The Fields of Home by Ralph Moody

This is the fifth book in Ralph Moody’s Little Britches series.  Our family read and listened to the first four books via Audible, and I cannot tell you how much we enjoyed them.  They are excellent.  If you do not own the first four books in this series, you are missing out.  Yes, it is true that sometimes the language is rough, including such words as hell and damn, but they are always used in a such a way that the reader knows that it’s not the way one should speak.  Let me repeat, Moody’s first four books are awesome.

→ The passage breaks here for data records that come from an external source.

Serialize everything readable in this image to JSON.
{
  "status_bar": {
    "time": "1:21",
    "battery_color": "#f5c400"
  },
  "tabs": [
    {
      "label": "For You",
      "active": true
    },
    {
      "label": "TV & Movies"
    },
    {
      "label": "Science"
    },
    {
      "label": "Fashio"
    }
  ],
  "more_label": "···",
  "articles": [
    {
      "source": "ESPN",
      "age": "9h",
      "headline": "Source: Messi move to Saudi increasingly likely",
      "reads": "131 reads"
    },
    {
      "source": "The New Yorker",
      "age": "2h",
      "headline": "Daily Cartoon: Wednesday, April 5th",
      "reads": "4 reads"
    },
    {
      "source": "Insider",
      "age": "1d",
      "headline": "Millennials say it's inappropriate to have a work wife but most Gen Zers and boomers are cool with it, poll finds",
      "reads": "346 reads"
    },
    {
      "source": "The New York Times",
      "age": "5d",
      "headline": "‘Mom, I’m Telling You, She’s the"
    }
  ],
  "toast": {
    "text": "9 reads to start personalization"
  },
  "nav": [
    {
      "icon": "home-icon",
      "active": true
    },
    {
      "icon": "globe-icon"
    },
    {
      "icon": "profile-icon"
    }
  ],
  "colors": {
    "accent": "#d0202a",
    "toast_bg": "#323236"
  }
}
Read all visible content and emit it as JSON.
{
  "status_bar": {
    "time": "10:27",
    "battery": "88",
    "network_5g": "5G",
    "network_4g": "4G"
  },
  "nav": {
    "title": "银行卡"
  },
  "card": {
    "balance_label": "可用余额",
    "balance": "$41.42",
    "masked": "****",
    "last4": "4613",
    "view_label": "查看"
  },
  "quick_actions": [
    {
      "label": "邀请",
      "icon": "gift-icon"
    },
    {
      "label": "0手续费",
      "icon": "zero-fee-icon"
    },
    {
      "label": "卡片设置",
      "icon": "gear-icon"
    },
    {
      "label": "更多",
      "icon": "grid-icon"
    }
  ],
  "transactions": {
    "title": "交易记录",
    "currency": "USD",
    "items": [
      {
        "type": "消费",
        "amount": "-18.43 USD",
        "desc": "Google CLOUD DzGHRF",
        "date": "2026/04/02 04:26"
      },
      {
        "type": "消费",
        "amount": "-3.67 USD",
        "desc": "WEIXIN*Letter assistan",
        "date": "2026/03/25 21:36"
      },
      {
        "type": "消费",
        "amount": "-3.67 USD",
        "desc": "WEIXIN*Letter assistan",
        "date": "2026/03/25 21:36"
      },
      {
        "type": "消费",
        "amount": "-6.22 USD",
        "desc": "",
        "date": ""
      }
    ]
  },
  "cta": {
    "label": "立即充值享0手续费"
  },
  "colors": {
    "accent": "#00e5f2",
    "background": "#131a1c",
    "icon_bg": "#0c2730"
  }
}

So, the fifth book, Fields of Home.  I intentionally previewed this book because my older children naturally wanted to read it after devouring the first four, but had held off because I heard that they contained material requiring a more mature audience.  And this is true.  While Ralph comes to live with his cranky grandfather, he notices a beautiful neighbor girl and wants to kiss her.  This gets a little tricky.

In the end, I’d hold off on this book until your children are a bit more mature.  The book  just isn’t as good as the other four books anyway.  I was bored from time-to-time because he waxes technical in his descriptions of farm life around the turn of the twentieth century.  But maybe older boys would like that?

Shaking the Nickel Bush by Ralph Moody

This is the sixth book in Moody’s Little Britches series and also not as good as the first four.  Again, my attention drifted from time-to-time, especially in his detailed descriptions of early 1900 cars.  This book, like the fifth, also requires a more mature audience, but for a different reason.  The main character, Ralph, lies to his mother about what he’s doing so as not to worry her.  This is problematic.  But then he also hooks up with a good-for-nothing mooch who in the end teaches Moody a lesson, which is good.

**The Nazi Officer’s Wife by Edith Hahn Beer**

**Go Get this nonfictional book now and read it!**

I was fascinated and horrified by this book and couldn’t put it down.  Edith Hahn Beer, a young Jewish law student, survived WWII by taking upon a false identity, which eventually gets her married to a German officer.  But that didn’t happen until about halfway through the war, after she was forced into the ghetto and sent to work as a field hand.  She watched in horror as the world around her became a living Hell.

The eery thing is, many of the movements leading up to this war remind me of what’s going on in our culture, and this book exposes it all.

Warning.  There is definitely mature material in this book.  If you’re up for it, however, read it.